El reinado de Felipe II coincidió con el llamado Siglo de Oro español, un periodo de esplendor cultural sin precedentes en el que florecieron las letras, la pintura y la arquitectura. Bajo su mecenazgo, El Escorial se convirtió no solo en residencia real y panteón dinástico, sino también en un centro de saber que albergaba una de las bibliotecas más importantes de Europa. El monarca, que hablaba varias lenguas y mantenía correspondencia con eruditos de todo el continente, impulsó también la expansión de la Universidad de Alcalá de Henares y la publicación de obras fundamentales para la ciencia y la historia.

La figura de Felipe II ha sido reinterpretada a lo largo de los siglos con lecturas muy diversas. Para la historiografía tradicional, encarna la defensa de la fe y la unidad de la monarquía hispánica; para otras corrientes, representa el absolutismo y la intolerancia religiosa que llevaron a la expulsión de los moriscos y a la represión de las herejías a través de la Inquisición. Su decisión de anexionar Portugal en 1580, reclamando sus derechos dinásticos, convirtió a la península ibérica en una única entidad política durante sesenta años, un episodio que todavía resuena en las relaciones entre España y Portugal.

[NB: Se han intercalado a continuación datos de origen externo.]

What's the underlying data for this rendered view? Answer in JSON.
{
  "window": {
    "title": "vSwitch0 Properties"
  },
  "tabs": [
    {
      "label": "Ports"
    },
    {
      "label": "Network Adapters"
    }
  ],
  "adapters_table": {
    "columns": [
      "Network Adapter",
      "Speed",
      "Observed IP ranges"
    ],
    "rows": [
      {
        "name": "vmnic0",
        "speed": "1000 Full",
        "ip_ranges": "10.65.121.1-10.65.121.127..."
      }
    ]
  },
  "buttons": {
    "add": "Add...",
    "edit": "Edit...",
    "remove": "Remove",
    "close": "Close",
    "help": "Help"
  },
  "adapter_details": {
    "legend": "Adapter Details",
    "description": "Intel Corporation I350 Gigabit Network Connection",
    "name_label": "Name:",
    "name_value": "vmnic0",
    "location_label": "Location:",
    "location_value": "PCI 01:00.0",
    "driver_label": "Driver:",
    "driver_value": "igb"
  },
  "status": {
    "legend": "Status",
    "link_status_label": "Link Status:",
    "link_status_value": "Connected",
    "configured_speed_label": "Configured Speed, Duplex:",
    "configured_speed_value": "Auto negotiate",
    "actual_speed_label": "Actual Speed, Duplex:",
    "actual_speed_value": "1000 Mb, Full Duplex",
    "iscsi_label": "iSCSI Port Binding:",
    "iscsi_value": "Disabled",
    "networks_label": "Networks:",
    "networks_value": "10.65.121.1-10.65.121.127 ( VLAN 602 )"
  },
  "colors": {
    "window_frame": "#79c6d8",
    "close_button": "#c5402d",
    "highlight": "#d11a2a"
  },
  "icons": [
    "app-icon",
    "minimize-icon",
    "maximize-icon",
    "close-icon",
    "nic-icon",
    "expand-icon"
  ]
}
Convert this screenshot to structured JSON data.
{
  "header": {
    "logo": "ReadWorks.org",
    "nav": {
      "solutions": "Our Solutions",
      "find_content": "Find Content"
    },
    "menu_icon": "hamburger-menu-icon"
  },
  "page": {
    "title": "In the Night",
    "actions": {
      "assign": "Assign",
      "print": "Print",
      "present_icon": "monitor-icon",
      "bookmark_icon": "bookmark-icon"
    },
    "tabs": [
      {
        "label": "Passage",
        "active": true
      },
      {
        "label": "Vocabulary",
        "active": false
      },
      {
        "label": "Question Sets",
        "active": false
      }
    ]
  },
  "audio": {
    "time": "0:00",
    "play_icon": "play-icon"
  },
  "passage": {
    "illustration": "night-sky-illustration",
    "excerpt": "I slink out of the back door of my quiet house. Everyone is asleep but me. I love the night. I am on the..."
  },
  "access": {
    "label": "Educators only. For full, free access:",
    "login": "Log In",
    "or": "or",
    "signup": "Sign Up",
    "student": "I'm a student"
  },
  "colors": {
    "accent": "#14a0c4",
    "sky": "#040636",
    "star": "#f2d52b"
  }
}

La muerte del rey, ocurrida en El Escorial el 13 de septiembre de 1598 tras una larga enfermedad que le causó un sufrimiento atroz, puso fin a una era. Su hijo y sucesor, Felipe III, heredó un imperio exhausto por las guerras y las deudas, pero también un modelo de gobierno que marcaría a las monarquías europeas durante los siglos siguientes. Los historiadores coinciden en que el reinado de Felipe II sentó las bases del Estado moderno, con una burocracia centralizada y una red diplomática permanente que no tenía precedentes en Occidente.

Cuatro siglos y medio después, la efeméride invita a reflexionar sobre la complejidad de un personaje histórico que sigue generando pasiones encontradas. Su legado se percibe tanto en la lengua que hablan hoy más de 500 millones de personas como en las rutas comerciales que conectaron continentes y en las instituciones que moldearon la administración de medio mundo. La conmemoración de su muerte no es solo un ejercicio de nostalgia, sino una oportunidad para entender las raíces de muchos de los debates que atraviesan la sociedad contemporánea.